There are also many other things which Jesus did; were every one of them to be written, I suppose that the world itself could not contain the books that would be written. (Jn 21:25)
Brethren, stand firm and hold to the traditions which you were taught by us, either by word or mouth or by letter. (2 Thes 2:15)
“Behold, I am with you always, to the close of the age” (Mt 28:20)
God is the only source of Revelation. The Deposit of Faith is the truth of God’s Revelation as expressed in Sacred Scripture, which is the inspired and written Word of God, and Sacred Tradition, which is the Word of God as taught and transmitted through the teaching authority of the Church.
There exists a close connection and communication between sacred tradition and Sacred Scripture.
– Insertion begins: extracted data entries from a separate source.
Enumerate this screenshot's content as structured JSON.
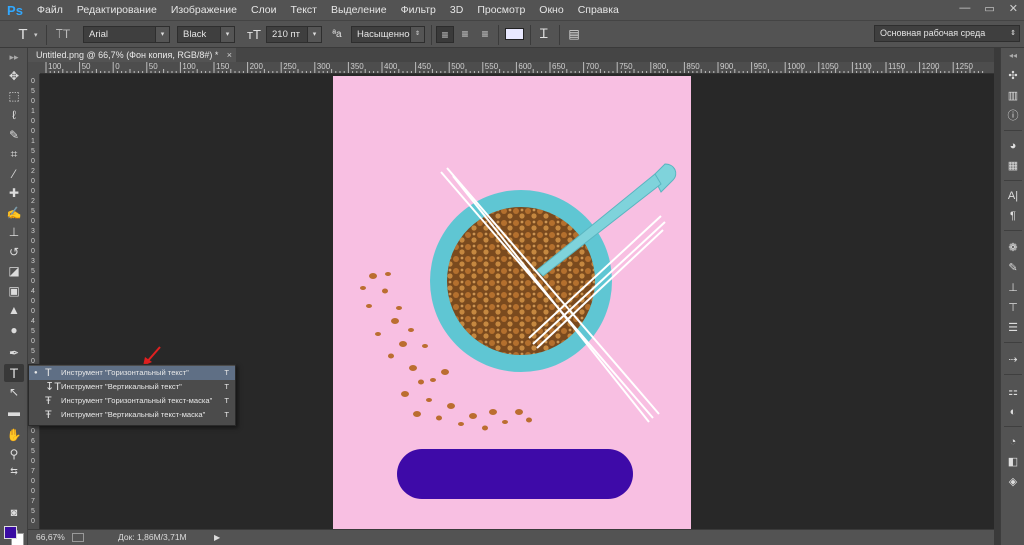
{
  "app": {
    "logo": "Ps"
  },
  "menu": [
    "Файл",
    "Редактирование",
    "Изображение",
    "Слои",
    "Текст",
    "Выделение",
    "Фильтр",
    "3D",
    "Просмотр",
    "Окно",
    "Справка"
  ],
  "window_controls": [
    "—",
    "▭",
    "✕"
  ],
  "options": {
    "font_family": "Arial",
    "font_style": "Black",
    "font_size": "210 пт",
    "antialias_icon_text": "ªa",
    "antialias": "Насыщенное",
    "text_color": "#e8e8ff"
  },
  "workspace": {
    "label": "Основная рабочая среда"
  },
  "document_tab": {
    "title": "Untitled.png @ 66,7% (Фон копия, RGB/8#) *",
    "close": "×"
  },
  "ruler_h": [
    "100",
    "50",
    "0",
    "50",
    "100",
    "150",
    "200",
    "250",
    "300",
    "350",
    "400",
    "450",
    "500",
    "550",
    "600",
    "650",
    "700",
    "750",
    "800",
    "850",
    "900",
    "950",
    "1000",
    "1050",
    "1100",
    "1150",
    "1200",
    "1250"
  ],
  "ruler_v": [
    "0",
    "5",
    "0",
    "1",
    "0",
    "0",
    "1",
    "5",
    "0",
    "2",
    "0",
    "0",
    "2",
    "5",
    "0",
    "3",
    "0",
    "0",
    "3",
    "5",
    "0",
    "4",
    "0",
    "0",
    "4",
    "5",
    "0",
    "5",
    "0",
    "0",
    "5",
    "5",
    "0",
    "6",
    "0",
    "0",
    "6",
    "5",
    "0",
    "7",
    "0",
    "0",
    "7",
    "5",
    "0"
  ],
  "type_flyout": [
    {
      "label": "Инструмент \"Горизонтальный текст\"",
      "key": "T",
      "selected": true
    },
    {
      "label": "Инструмент \"Вертикальный текст\"",
      "key": "T",
      "selected": false
    },
    {
      "label": "Инструмент \"Горизонтальный текст-маска\"",
      "key": "T",
      "selected": false
    },
    {
      "label": "Инструмент \"Вертикальный текст-маска\"",
      "key": "T",
      "selected": false
    }
  ],
  "colors": {
    "foreground": "#3a0ca3",
    "background": "#ffffff",
    "canvas_bg": "#f8bfe2",
    "bowl": "#5ec8d2",
    "pill": "#3e0aa8"
  },
  "status": {
    "zoom": "66,67%",
    "doc": "Док: 1,86M/3,71M"
  }
}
For both of them, flowing from the same divine wellspring, in a certain way merge into a unity and tend toward the same end. (DV 9; CCC 86, 97)
Sacred Scripture is the Word of God, written under the inspiration of the Holy Spirit, contain in the collection of sacred books that have God as their true author and are entrusted to the Church (cf. DS 3006). Sacred Tradition (from the Latin traditio, meaning “to hand on’) is the Word of God as received from Christ himself through the Apostles and transmitted to us without alteration–as it were, from hand to hand–by the Church with the assistance of the Holy Spirit (cf. DS 1501; DV 9). Sacred Tradition must not be confused with the “traditions” of a pious, devotional, theological, or disciplinary nature. (Cf. CCC 76-78, 81-83, 2033)
Both Sacred Scripture and Sacred Tradition are to be regarded with equal reverence and devotion. Sacred Tradition are to be regarded with equal reverence and devotion. Sacred Tradition preceded the New Testament writings; the first Christians had no written Gospels and only the preaching of the Apostles, the oral tradition, to instruct them about Christ and his teachings. Through Tradition we know which books are inspired by the Holy Spirit, that is, the list, or canon, of the books that make up Holy Scripture. (Cf. CCC 83)
Testimonies of Tradition date back to the first centuries and have been preserved in either ancient liturgical or disciplinary texts and practices or the writings of early Christian authors. (Cf. CCC 120, 175)
The Catechism addresses this question in paragraph 80.